И все же она сказала больше, чем обычно. Не знаю, намеренно она это сделала или дала слабину из-за плохого самочувствия, но только в заслоне, воздвигнутом ею между мной и некоторыми сюжетами, появилась трещина. Совсем крохотная, но мне и этого было достаточно – я получила пищу для размышления. Я давно знала, что Микеле сходил по ней с ума, что ее образ стал для него разрушительной навязчивой идеей, и Лила не упустила случая, чтобы воспользоваться этим в своих целях. Но когда она произнесла слова «тень моей тени», перед глазами у меня встал Альфонсо в платье для беременных, как две капли воды похожий на Лилу. Вслед за тем воображение нарисовало мне ослепшего от страсти Микеле, срывающего с него это платье. Я подумала о Марчелло, и наркотики перестали казаться мне игрушкой для богатых бездельников, не знающих, чем себя занять; они змеей проскользнули в сквер возле церкви, отравляя своим ядом моих братьев, или Рино, или, может, Дженнаро, сея смерть и пополняя баланс «красной книги», которой когда-то владела Мануэла Солара, потом – Марчелло, а теперь – Микеле, а вместе с ним моя сестра. Я в очередной раз была заворожена способностью Лилы при помощи всего нескольких слов подчинить и направить в нужное ей русло чужое воображение, зародить в нем определенные образы, мысли и чувства. «Я неправильно пишу, – в смятении думала я, – я вываливаю на читателя все, что знаю. А надо писать так, как говорит Лила: оставлять в тексте незаполненные пропасти, начинать протягивать между ними мостики, но не достраивать их до конца, заставляя читателя влиться в ритм моего повествования и угадывать, куда повернут отношения Марчелло Солары с моей сестрой Элизой, Сильвио, Пеппе, Джанни, Рино и Дженнаро, с Микеле, превратившимся в тень Лилиной тени; намекнуть, что все они затаились в венах сына синьоры Палмьери – парня, которого я даже не знала и из-за которого сейчас потеряла покой, – и в венах других людей, приятелей Нино, приходящих ко мне в гости на виа Тассо, в венах Мариарозы и ее подруги – я как раз про нее вспомнила, – потерявшей здоровье и вынужденной лечь в специальную клинику; да и самой моей бывшей золовки, пропавшей неизвестно куда и не подававшей о себе вестей, потому что одним всегда удается спастись, а другие гибнут».

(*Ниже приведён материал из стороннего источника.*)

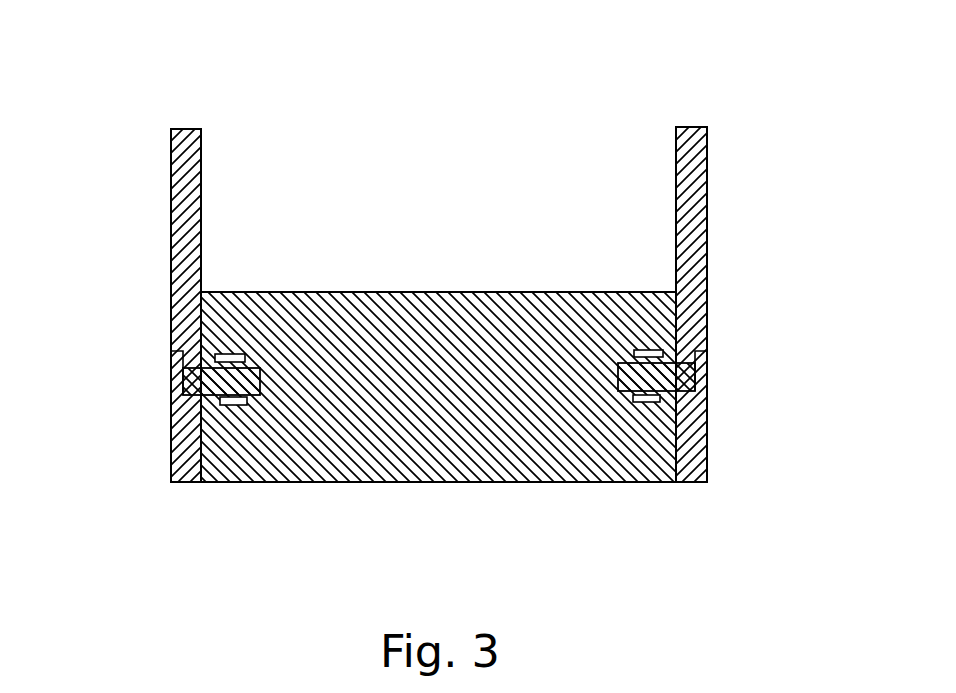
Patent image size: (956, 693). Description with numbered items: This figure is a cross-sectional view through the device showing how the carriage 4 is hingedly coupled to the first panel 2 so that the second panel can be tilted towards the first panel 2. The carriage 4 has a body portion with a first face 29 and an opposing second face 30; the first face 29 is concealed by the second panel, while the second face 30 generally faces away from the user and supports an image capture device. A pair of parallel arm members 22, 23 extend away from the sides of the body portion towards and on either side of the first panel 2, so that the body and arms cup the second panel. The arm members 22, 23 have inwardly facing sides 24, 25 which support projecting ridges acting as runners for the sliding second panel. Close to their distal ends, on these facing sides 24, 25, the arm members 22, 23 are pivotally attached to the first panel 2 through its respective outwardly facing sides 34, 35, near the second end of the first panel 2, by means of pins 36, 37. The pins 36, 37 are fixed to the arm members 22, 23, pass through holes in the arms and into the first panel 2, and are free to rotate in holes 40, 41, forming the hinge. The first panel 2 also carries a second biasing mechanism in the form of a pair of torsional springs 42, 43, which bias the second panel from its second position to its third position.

The first housing portion 2 is at (432, 452).
The carriage 4 is at (707, 481).
The arm member 22 is at (185, 160).
The arm member 23 is at (695, 150).
The facing side 24 is at (212, 160).
The facing side 25 is at (664, 156).
The first face 29 is at (502, 497).
The second face 30 is at (502, 278).
The outwardly facing side 34 is at (188, 458).
The outwardly facing side 35 is at (697, 441).
The pin 36 is at (175, 393).
The pin 37 is at (707, 398).
The hole 40 is at (247, 363).
The hole 41 is at (640, 360).
The torsional spring 42 is at (228, 404).
The torsional spring 43 is at (646, 403).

Я гнала от себя назойливые картины мужских совокуплений, воткнутых в вену игл, вожделения и смерти. Хотела продолжить разговор, но он не клеился; от жары сдавило горло, я помню, как у меня отяжелели ноги, а по шее катился пот. Я бросила взгляд на часы на кухонной стене: они показывали 19:30, и я вдруг поняла, что больше не желаю выпытывать у Лилы, сидевшей напротив меня под тускло светившей желтоватой лампой, что такого она знает о Нино, чего не знаю я. Она знала много, слишком много, чтобы наполнить мою голову мыслями и образами, от которых я не смогу избавиться. Они спали вместе, вместе читали книги, она помогала ему писать статьи, как я помогала править его эссе. На миг меня охватили забытые чувства ревности и зависти, но мне стало противно, и я их подавила.

А может, их отбросило громом, который почему-то прогремел не над, а под домом, под шоссе, как будто с трассы съехал грузовик и на полном газу помчался на нас, протаранил наш фундамент и понесся дальше, сбивая и круша все, что попадалось на пути.